Eine abschließende Frage: Wenn Sie Ihr ideales Mobilitätskonzept von jetzt auf gleich umsetzen könnten, wie sähe das aus und was sind aus Ihrer Sicht notwendige erste Schritte, um dahin zu kommen?

Das sieht so aus, dass wir einen ganz stark ausgebauten U- und S-Bahn-Verkehr haben, der autonom läuft, immer pünktlich ist und abgestimmt ist. Die meisten Menschen besitzen gar nicht mehr ein Verkehrsmittel, sondern gerade in den Großstädten nutzen viele den öffentlichen Nahverkehr oder für einige Strecken On-Demand-Dienste.

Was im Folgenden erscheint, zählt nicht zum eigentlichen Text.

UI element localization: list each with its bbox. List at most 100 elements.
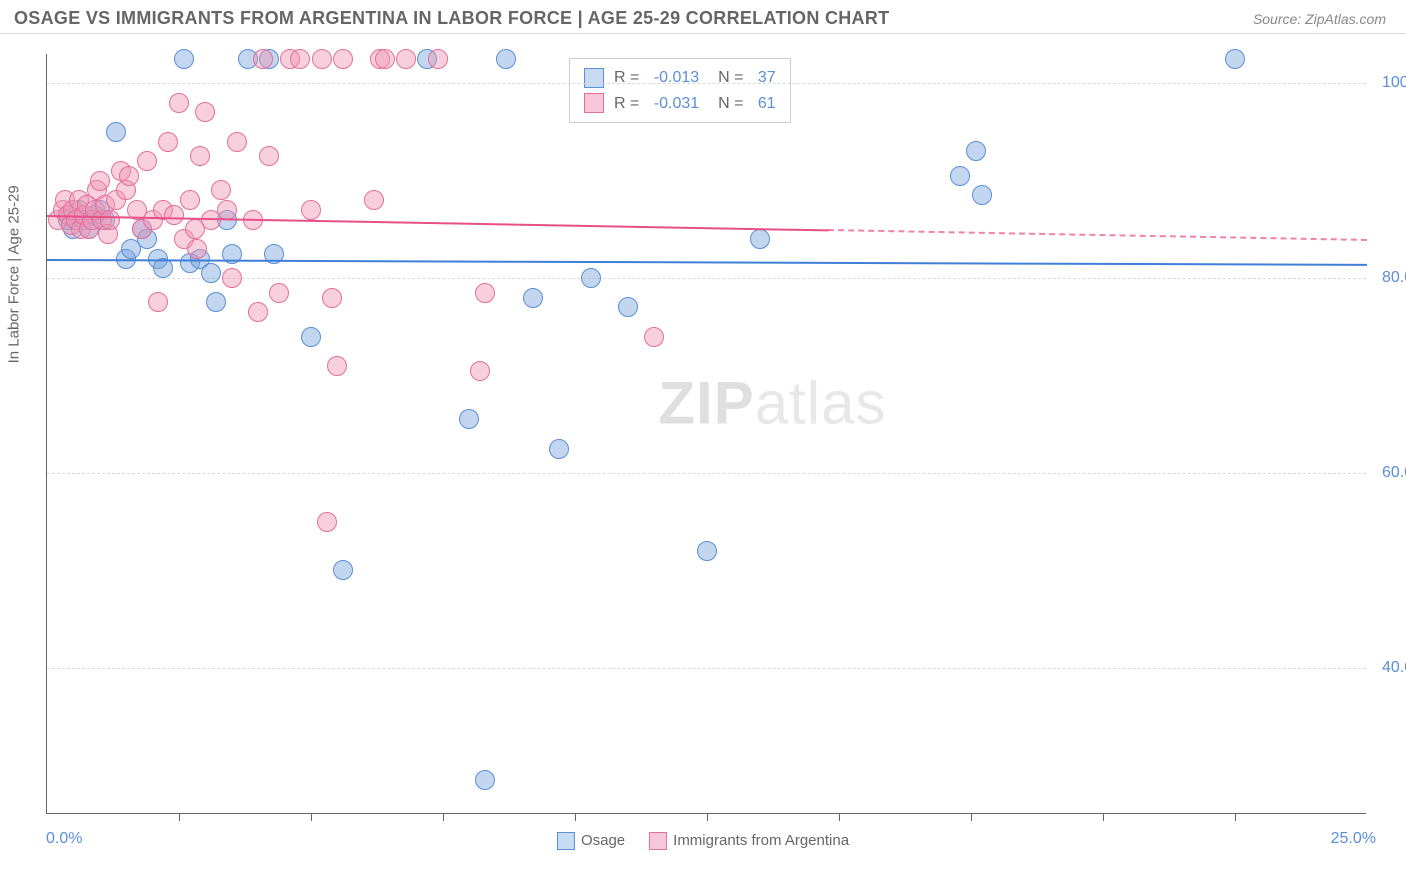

Und wenn wir dann ein bisschen weiter rausgehen, bei mir zuhause wäre es das ländliche Schleswig-Holstein, dann wird dort tatsächlich die individuelle Mobilität auch in 10 oder 15 oder 20 Jahren eine wichtige Rolle spielen. Deswegen ist es sehr wichtig, dass die Autos klimaneutral fahren. Das ist dann meine Idealvorstellung: Der Verkehr ist sehr eng miteinander vernetzt, wird immer leiser, emissionsfreundlicher und jeder schaut per App oder per Smartphone – vielleicht gibt es aber in ein paar Jahren noch ganz andere Mittel – was im Moment das ideale Fortbewegungsmittel ist.